Orthodox faithful in Greece may no longer have to face the threat of the yataghan, however, hostile elements from within the political spectrum and the media apparatus supporting it seized the opportunity to launch a new sort of persecution, trampling upon religious freedom and the faith of the people. Everything from litanies, the veneration of icons, the procession of the epitaphios, the lighting of the Paschal candle to Holy Communion itself became a target. In a country where supplications, processions, and vigils were a standard time-tested line of defense against threats ranging from plagues to foreign invasions, this highhandedness is an affront to the history and heritage of the people.
The tendency to ascribe infallibility to scientists and technocrats – especially considering the fact that they often sharply disagree among themselves – evidences a dualistic mindset that Greek thought has typically rejected. Moreover, the exclusion of seminal Greeks of the Diaspora from such ad hoc committees seemingly placing themselves above even the Constitution evidences questionable selection criteria reflective of troubling endemic issues within the government apparatus.

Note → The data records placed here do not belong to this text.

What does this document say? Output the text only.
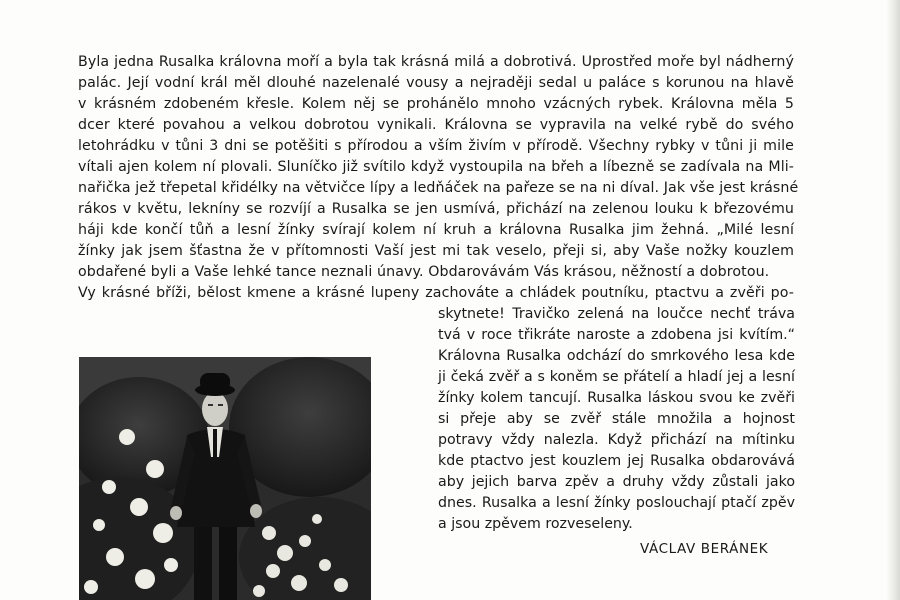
Byla jedna Rusalka královna moří a byla tak krásná milá a dobrotivá. Uprostřed moře byl nádherný
palác. Její vodní král měl dlouhé nazelenalé vousy a nejraději sedal u paláce s korunou na hlavě
v krásném zdobeném křesle. Kolem něj se prohánělo mnoho vzácných rybek. Královna měla 5
dcer které povahou a velkou dobrotou vynikali. Královna se vypravila na velké rybě do svého
letohrádku v tůni 3 dni se potěšiti s přírodou a vším živím v přírodě. Všechny rybky v tůni ji mile
vítali ajen kolem ní plovali. Sluníčko již svítilo když vystoupila na břeh a líbezně se zadívala na Mli-
nařička jež třepetal křidélky na větvičce lípy a ledňáček na pařeze se na ni díval. Jak vše jest krásné
rákos v květu, lekníny se rozvíjí a Rusalka se jen usmívá, přichází na zelenou louku k březovému
háji kde končí tůň a lesní žínky svírají kolem ní kruh a královna Rusalka jim žehná. „Milé lesní
žínky jak jsem šťastna že v přítomnosti Vaší jest mi tak veselo, přeji si, aby Vaše nožky kouzlem
obdařené byli a Vaše lehké tance neznali únavy. Obdarovávám Vás krásou, něžností a dobrotou.
Vy krásné bříži, bělost kmene a krásné lupeny zachováte a chládek poutníku, ptactvu a zvěři po-
skytnete! Travičko zelená na loučce nechť tráva
tvá v roce třikráte naroste a zdobena jsi kvítím.“
Královna Rusalka odchází do smrkového lesa kde
ji čeká zvěř a s koněm se přátelí a hladí jej a lesní
žínky kolem tancují. Rusalka láskou svou ke zvěři
si přeje aby se zvěř stále množila a hojnost
potravy vždy nalezla. Když přichází na mítinku
kde ptactvo jest kouzlem jej Rusalka obdarovává
aby jejich barva zpěv a druhy vždy zůstali jako
dnes. Rusalka a lesní žínky poslouchají ptačí zpěv
a jsou zpěvem rozveseleny.
VÁCLAV BERÁNEK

The Greek People will continue to remain rooted in the concept of the Cross and Resurrection because it is indivisibly intertwined with their cultural DNA. And if restrictions remain to dishearten our compatriots in Greece, let them take heart from the words of Alexandros Papadiamantis, who bids the faithful, on the eve of the feast, to “come and exit the dark vaults of the churches, which do not allow our joy to explode uncontrollably. Come, let us sing hymns unto the Lord under the sapphire star-studded vault of the heavens and receive the unwaning light, and await the first smiles of the saffron robed Dawn. For at this time the Lord has risen ‘granting life to those in the tombs.’”
Concluding with words from the “saint of the Greek letters” Papadiamantis, “when the Greek people say the word Anastasis (Resurrection), a secret chord is struck in the depths of their heart, reminding them of the resurrection of the Nation, and Christ and Country meet together there, equally suffering and equally divine.”
May the celebration of this year’s Resurrection usher in a new era of resurrection for the Greek nation on the anniversary of such an important event in its history. Christos Anesti!